By the time we set the PVC pipe in place and added T's to get to the water along the concrete pad, it was completely dark and getting chilly.

Luckily we have a big overhead barn light to work with, but unfortunately I don't have a flash.




So believe me when I say we laid out filter fabric, poured a bed of crushed gravel into the trenches, and set the pipes on top of their nice bed.


Then we filled in the rest of the trench with more stone, placed more filter cloth on top and covered it all up with the excavated soil, which was by now soaking wet from the earlier waterline break and the gentle, bone chilling rain. 

In all we went through two yards of gravel, and could have used more if our truck had been up for it. As it was, it took two trips and we were pretty seriously dragging with each load.

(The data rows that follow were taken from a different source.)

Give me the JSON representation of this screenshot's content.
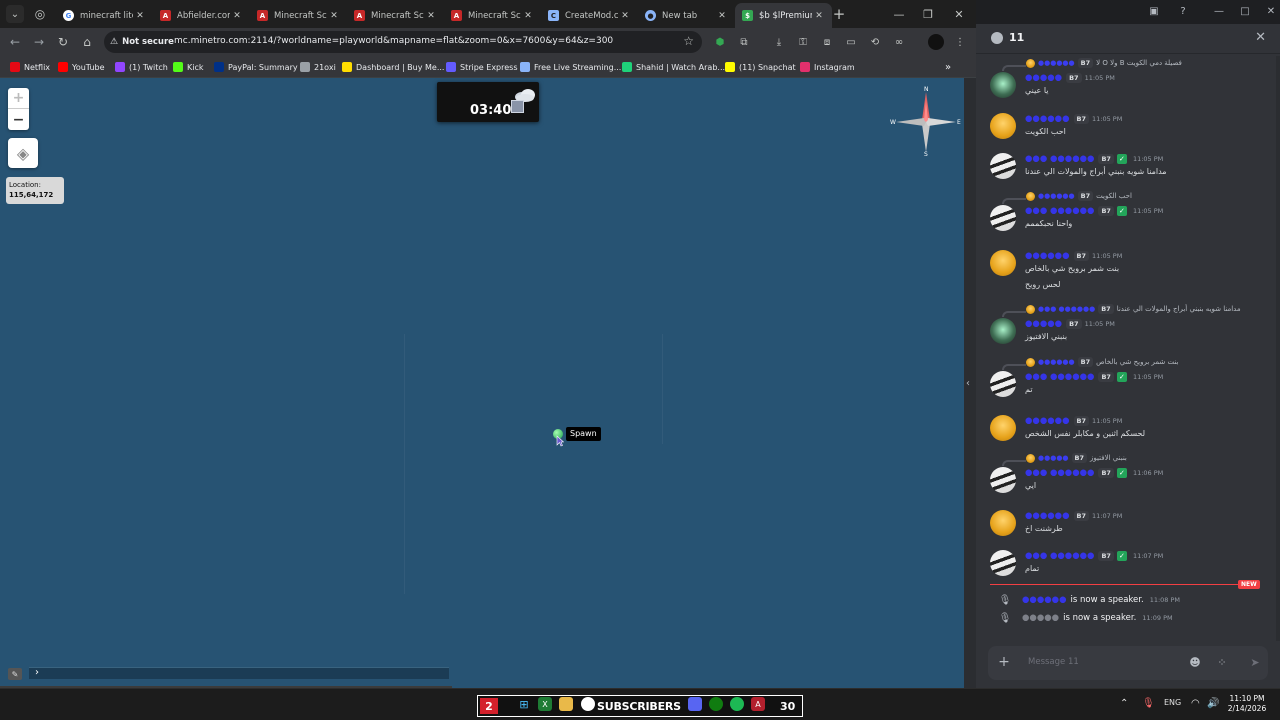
{
  "browser": {
    "tabs": [
      {
        "title": "minecraft lite",
        "favicon": "google-icon",
        "active": false
      },
      {
        "title": "Abfielder.com",
        "favicon": "aternos-icon",
        "active": false
      },
      {
        "title": "Minecraft Sch",
        "favicon": "aternos-icon",
        "active": false
      },
      {
        "title": "Minecraft Sch",
        "favicon": "aternos-icon",
        "active": false
      },
      {
        "title": "Minecraft Sch",
        "favicon": "aternos-icon",
        "active": false
      },
      {
        "title": "CreateMod.co",
        "favicon": "createmod-icon",
        "active": false
      },
      {
        "title": "New tab",
        "favicon": "chrome-icon",
        "active": false
      },
      {
        "title": "$b $lPremium",
        "favicon": "page-icon",
        "active": true
      }
    ],
    "address": {
      "security": "Not secure",
      "url": "mc.minetro.com:2114/?worldname=playworld&mapname=flat&zoom=0&x=7600&y=64&z=300"
    },
    "bookmarks": [
      {
        "label": "Netflix",
        "icon": "netflix-icon",
        "color": "#e50914"
      },
      {
        "label": "YouTube",
        "icon": "youtube-icon",
        "color": "#ff0000"
      },
      {
        "label": "(1) Twitch",
        "icon": "twitch-icon",
        "color": "#9146ff"
      },
      {
        "label": "Kick",
        "icon": "kick-icon",
        "color": "#53fc18"
      },
      {
        "label": "PayPal: Summary",
        "icon": "paypal-icon",
        "color": "#003087"
      },
      {
        "label": "21oxi",
        "icon": "globe-icon",
        "color": "#9aa0a6"
      },
      {
        "label": "Dashboard | Buy Me...",
        "icon": "coffee-icon",
        "color": "#ffdd00"
      },
      {
        "label": "Stripe Express",
        "icon": "stripe-icon",
        "color": "#635bff"
      },
      {
        "label": "Free Live Streaming...",
        "icon": "stream-icon",
        "color": "#8ab4f8"
      },
      {
        "label": "Shahid | Watch Arab...",
        "icon": "shahid-icon",
        "color": "#1fd27a"
      },
      {
        "label": "(11) Snapchat",
        "icon": "snapchat-icon",
        "color": "#fffc00"
      },
      {
        "label": "Instagram",
        "icon": "instagram-icon",
        "color": "#e1306c"
      }
    ]
  },
  "map": {
    "zoom_in": "+",
    "zoom_out": "−",
    "location_label": "Location:",
    "location_value": "115,64,172",
    "clock_time": "03:40",
    "compass": {
      "n": "N",
      "e": "E",
      "s": "S",
      "w": "W"
    },
    "marker_label": "Spawn",
    "water_color": "#275373"
  },
  "discord": {
    "channel_count": "11",
    "messages": [
      {
        "reply": {
          "name": "●●●●●●",
          "tag": "B7",
          "text": "لا O ولا B فصيلة دمي الكويت"
        },
        "avatar": "green",
        "name": "●●●●●",
        "tag": "B7",
        "verified": false,
        "time": "11:05 PM",
        "lines": [
          "يا عيني"
        ]
      },
      {
        "avatar": "gold",
        "name": "●●●●●●",
        "tag": "B7",
        "verified": false,
        "time": "11:05 PM",
        "lines": [
          "احب الكويت"
        ]
      },
      {
        "avatar": "piano",
        "name": "●●● ●●●●●●",
        "tag": "B7",
        "verified": true,
        "time": "11:05 PM",
        "lines": [
          "مدامنا شويه بنبني أبراج والمولات الي عندنا"
        ]
      },
      {
        "reply": {
          "name": "●●●●●●",
          "tag": "B7",
          "text": "احب الكويت"
        },
        "avatar": "piano",
        "name": "●●● ●●●●●●",
        "tag": "B7",
        "verified": true,
        "time": "11:05 PM",
        "lines": [
          "واحنا نحبكممم"
        ]
      },
      {
        "avatar": "gold",
        "name": "●●●●●●",
        "tag": "B7",
        "verified": false,
        "time": "11:05 PM",
        "lines": [
          "بنت شمر برويح شي بالخاص",
          "لحس رويح"
        ]
      },
      {
        "reply": {
          "name": "●●● ●●●●●●",
          "tag": "B7",
          "text": "مدامنا شويه بنبني أبراج والمولات الي عندنا"
        },
        "avatar": "green",
        "name": "●●●●●",
        "tag": "B7",
        "verified": false,
        "time": "11:05 PM",
        "lines": [
          "بنبني الافتيوز"
        ]
      },
      {
        "reply": {
          "name": "●●●●●●",
          "tag": "B7",
          "text": "بنت شمر برويح شي بالخاص"
        },
        "avatar": "piano",
        "name": "●●● ●●●●●●",
        "tag": "B7",
        "verified": true,
        "time": "11:05 PM",
        "lines": [
          "تم"
        ]
      },
      {
        "avatar": "gold",
        "name": "●●●●●●",
        "tag": "B7",
        "verified": false,
        "time": "11:05 PM",
        "lines": [
          "لحسكم اثنين و مكابلر نفس الشخص"
        ]
      },
      {
        "reply": {
          "name": "●●●●●",
          "tag": "B7",
          "text": "بنبني الافتيوز"
        },
        "avatar": "piano",
        "name": "●●● ●●●●●●",
        "tag": "B7",
        "verified": true,
        "time": "11:06 PM",
        "lines": [
          "ايي"
        ]
      },
      {
        "avatar": "gold",
        "name": "●●●●●●",
        "tag": "B7",
        "verified": false,
        "time": "11:07 PM",
        "lines": [
          "طرشنت اخ"
        ]
      },
      {
        "avatar": "piano",
        "name": "●●● ●●●●●●",
        "tag": "B7",
        "verified": true,
        "time": "11:07 PM",
        "lines": [
          "تمام"
        ]
      }
    ],
    "new_badge": "NEW",
    "system": [
      {
        "name": "●●●●●●",
        "text": "is now a speaker.",
        "time": "11:08 PM",
        "grey": false
      },
      {
        "name": "●●●●●",
        "text": "is now a speaker.",
        "time": "11:09 PM",
        "grey": true
      }
    ],
    "composer_placeholder": "Message 11"
  },
  "taskbar": {
    "overlay_count": "2",
    "overlay_label": "SUBSCRIBERS",
    "overlay_goal": "30",
    "lang": "ENG",
    "time": "11:10 PM",
    "date": "2/14/2026"
  }
}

 A very strange thing happened near the end of this stage.

When we refilled the trenches, there was not enough soil to fill them. This flew in the face of all math. We had dug out trenches and filled them with rocks and pipes. They should have been too full and formed mounds, but instead they were slightly sunken.

They were also, due to the huge amount of mud we had churned up, a worse mess than when we started.

Sometimes the solution to a problem really is to go to bed. By the next morning, the water had sunk down through the soil, leaving ordinary damp dirt without puddles. That night - our last before catching our flight - we filled in the top with lovely, fresh smelling cedar play chips, another two yards.

The yard is now safe for the foot of man and beast. The sitters appreciated the nice clean walking surface and probably the pleasant smell. When we get a chance we will add a few pavers and perhaps another yard of chips. All that will be icing. The big news is the yard will be free of puddles.



That's a pond in the corner, not a really big accidental puddle, BTW.